Home Community The Pakistan flood crisis: as seen from the Ground

The Pakistan flood crisis: as seen from the Ground

Pakistan is facing its most unprecedented disaster yet as the monsoon season has left a third of the country underwater.

Harrowing news stories and images have depicted how the country’s citizens have been impacted. The months that follow will be filled with uncertainty, pain and loss for those affected by the floods.

Those who haven’t been directly impacted will still be affected due to the destruction of infrastructure, education and the water-borne diseases that will swarm in the coming weeks.

We spoke to Syed Qasim Omer, a relief worker whose been doing aid work for 20+ years. He spoke to us about his experience providing aid in Pakistan following the floods.


“I’ve been in the sector for a long time, over 20 years, in charity. I’ve been working with many charities and carrying out relief work in flood-affected areas.

I’ve done a lot of work in Kybher Pakhtunkhwa (KWK), Punjab; pretty much all the provinces. I’ve been providing support to a lot of organisations that are working in Pakistan.

How has the situation been since you’ve been in Pakistan?

“It’s hard to explain. I was talking to friends and I was trying to tell them; that what you see in the media doesn’t do it justice in real life. All you can see is water everywhere. You start thinking how on earth are these people going to go back to their normal lives?

“It’s going to take a couple of years until the situation gets better, and that’s providing things are ok. Reports and data are still being compiled, but the number of destroyed houses and damages have tripled in 10 days.

1.5 million houses have been impacted and 400 children have died in the most recent stats.

The gravity of the situation can only be understood when you see it.

“1,800 schools have been destroyed. It means children have lost their education. First, covid affected their studies, and now the floods. This has affected all generations and will continue to do so.

With people’s livelihoods and societies destroyed, what kind of aid are you providing?

Our top priority is providing people with tents as people don’t have any roof over their heads.

“With food items, we provide powdered milk, biscuits, and things they don’t need to cook. We’ve provided them with hygiene kits, soap, washing powder, and sanitary packs.

“We provide tarpaulin sheets in case it rains again, Kitchen sets for cooking—animal fodder for some people whose animals have survived.

“We also provide Mosquito nets because there are mosquitos everywhere. A new problem faced is malaria, dengue, and other water-borne diseases.

“In some parts of Pakistan, swat, for example, winter has started.
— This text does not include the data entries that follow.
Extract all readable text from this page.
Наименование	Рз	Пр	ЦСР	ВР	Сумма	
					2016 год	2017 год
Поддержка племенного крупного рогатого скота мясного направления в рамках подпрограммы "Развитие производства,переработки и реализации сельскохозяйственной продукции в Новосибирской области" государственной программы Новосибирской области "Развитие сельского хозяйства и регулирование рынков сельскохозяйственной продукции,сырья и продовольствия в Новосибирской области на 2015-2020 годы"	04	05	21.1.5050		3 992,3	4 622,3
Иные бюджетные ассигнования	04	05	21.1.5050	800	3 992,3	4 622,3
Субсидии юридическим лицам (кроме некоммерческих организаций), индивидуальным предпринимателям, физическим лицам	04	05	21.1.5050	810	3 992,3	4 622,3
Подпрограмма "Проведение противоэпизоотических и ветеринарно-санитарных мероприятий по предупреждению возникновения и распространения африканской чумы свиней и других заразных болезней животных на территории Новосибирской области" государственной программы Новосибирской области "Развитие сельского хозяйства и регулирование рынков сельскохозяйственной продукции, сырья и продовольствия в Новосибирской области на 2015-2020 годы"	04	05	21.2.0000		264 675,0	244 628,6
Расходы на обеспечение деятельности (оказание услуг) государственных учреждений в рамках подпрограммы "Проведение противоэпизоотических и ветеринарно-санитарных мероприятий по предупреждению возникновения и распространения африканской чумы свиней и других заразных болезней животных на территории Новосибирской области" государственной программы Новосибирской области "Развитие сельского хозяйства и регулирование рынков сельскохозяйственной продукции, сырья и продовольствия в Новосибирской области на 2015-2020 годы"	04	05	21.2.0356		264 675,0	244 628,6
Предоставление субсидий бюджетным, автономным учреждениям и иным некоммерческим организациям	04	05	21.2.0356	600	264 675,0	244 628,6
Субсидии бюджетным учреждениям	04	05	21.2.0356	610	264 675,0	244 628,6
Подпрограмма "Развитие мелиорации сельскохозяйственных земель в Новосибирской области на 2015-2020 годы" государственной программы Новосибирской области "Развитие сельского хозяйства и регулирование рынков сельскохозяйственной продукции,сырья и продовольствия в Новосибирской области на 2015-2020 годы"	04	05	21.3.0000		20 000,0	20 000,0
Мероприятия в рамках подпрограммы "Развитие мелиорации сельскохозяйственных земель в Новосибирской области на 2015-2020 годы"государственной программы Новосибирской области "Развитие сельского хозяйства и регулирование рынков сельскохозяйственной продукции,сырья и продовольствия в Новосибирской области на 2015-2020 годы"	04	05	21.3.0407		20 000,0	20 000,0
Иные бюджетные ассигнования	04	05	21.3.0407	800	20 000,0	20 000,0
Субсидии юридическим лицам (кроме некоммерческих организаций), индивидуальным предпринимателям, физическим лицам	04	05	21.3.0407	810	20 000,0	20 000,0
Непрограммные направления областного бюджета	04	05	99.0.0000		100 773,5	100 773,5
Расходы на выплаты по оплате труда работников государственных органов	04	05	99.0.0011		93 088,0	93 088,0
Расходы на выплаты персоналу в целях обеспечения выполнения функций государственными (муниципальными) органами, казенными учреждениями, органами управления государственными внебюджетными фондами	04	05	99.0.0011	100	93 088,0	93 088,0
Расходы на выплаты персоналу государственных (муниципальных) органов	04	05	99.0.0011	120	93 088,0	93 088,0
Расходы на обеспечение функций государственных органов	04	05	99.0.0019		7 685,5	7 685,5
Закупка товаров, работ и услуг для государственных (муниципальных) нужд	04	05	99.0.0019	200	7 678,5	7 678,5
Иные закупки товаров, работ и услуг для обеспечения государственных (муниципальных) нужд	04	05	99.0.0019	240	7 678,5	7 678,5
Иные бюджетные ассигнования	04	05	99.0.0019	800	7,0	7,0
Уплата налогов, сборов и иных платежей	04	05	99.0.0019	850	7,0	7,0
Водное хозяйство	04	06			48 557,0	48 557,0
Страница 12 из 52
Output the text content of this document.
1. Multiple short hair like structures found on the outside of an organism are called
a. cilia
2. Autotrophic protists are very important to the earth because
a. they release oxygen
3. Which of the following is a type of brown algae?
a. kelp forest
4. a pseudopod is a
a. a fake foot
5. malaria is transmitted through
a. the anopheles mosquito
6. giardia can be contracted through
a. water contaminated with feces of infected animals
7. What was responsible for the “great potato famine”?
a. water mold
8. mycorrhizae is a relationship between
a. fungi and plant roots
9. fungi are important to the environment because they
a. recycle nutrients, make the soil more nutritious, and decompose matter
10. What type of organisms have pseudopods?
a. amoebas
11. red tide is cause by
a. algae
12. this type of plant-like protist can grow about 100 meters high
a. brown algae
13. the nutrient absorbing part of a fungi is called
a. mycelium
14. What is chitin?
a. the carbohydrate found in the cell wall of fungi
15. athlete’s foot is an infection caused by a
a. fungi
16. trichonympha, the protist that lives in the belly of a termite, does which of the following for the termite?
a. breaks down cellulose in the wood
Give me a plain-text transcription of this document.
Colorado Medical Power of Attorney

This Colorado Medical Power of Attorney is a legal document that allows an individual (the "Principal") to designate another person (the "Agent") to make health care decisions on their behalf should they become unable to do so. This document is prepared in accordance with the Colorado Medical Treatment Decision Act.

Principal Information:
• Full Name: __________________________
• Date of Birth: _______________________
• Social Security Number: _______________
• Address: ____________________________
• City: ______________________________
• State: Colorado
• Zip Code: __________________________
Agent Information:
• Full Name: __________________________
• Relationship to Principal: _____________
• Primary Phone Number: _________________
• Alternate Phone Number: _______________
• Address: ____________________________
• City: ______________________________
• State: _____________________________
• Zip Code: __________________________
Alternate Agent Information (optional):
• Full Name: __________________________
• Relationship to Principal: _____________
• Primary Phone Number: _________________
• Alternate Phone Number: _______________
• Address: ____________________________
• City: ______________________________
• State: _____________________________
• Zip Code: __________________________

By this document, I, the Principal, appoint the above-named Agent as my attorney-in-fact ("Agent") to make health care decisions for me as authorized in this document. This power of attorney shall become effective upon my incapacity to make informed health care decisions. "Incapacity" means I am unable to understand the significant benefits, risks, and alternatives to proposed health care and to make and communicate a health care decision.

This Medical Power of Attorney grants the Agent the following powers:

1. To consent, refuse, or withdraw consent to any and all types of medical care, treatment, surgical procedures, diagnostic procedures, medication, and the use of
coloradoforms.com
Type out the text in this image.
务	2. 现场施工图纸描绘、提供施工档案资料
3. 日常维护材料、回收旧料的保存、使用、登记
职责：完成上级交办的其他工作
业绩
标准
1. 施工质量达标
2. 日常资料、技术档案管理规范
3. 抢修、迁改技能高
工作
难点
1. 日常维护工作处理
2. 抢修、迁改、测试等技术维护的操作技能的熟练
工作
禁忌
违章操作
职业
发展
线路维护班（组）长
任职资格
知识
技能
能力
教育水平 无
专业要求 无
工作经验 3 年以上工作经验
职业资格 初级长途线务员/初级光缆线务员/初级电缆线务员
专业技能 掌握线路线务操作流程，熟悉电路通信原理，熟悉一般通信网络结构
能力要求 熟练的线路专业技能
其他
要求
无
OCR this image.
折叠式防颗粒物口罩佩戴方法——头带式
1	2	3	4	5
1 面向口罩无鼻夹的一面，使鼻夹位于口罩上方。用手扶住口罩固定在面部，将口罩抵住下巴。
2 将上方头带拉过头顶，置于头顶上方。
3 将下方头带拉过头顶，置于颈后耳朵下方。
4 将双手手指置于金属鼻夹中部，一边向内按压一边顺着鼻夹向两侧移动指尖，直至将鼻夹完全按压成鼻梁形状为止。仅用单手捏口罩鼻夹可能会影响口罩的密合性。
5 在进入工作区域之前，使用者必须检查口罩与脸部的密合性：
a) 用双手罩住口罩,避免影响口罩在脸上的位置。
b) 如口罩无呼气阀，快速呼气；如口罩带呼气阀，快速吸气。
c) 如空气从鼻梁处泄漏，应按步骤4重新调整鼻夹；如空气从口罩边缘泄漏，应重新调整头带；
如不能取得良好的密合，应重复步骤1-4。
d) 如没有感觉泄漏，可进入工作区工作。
It’s chilly, and in some parts, it’ll be winter soon. We need to look into that side of things where we have to provide them with warm clothing.

“Medical camps and health facilities have been heavily impacted. The most vulnerable are at high risk because of that.

“It rained yesterday and three days later there is a prediction for more rain. It’s going to bring more water.

“When you look out, all you can see is water. It looks like a big lake. It’ll take weeks for the water to dry. There are some areas where the water can’t go anywhere, and that’ll take some time.

What are some things you’ve experienced whilst being there that have stuck with you?

“I saw a man in his fifties. He had a piece of cloth around his leg. I saw him limping and asked him what happened. He said he got bitten by a snake yesterday.

When I looked at his leg, I couldn’t even look twice; it was swollen, it had wounds everywhere, and it was only getting worse. I asked him to go to the hospital and he said they don’t have any treatment for him in Rajanpur.

“He just wanted relief from the pain, to see if he could get through this to survive.

“People have told me they have snakes in their house. Natural disasters don’t discriminate; there are people who come from reputable backgrounds that have ended up being in the same place as the rest of the community.

“When you speak to the people affected and look into their eyes there’s so much pain. They want to know how long it’s going to go on like this before they can go back to normal.

One of the worst things that we will see in a few weeks’ time will be the spread of malaria and other water-borne diseases, which is inevitable.

“Right now the world needs to get together to do whatever it can to provide aid.

“You just want to help however you can. We spent days and nights in the field. We spend some time in the tent too as there are no hotels.

“You think of the children, and it’s hard to forget. When you’re out there and you see with your own eyes, you want to do whatever you can. You can’t get them out of your mind.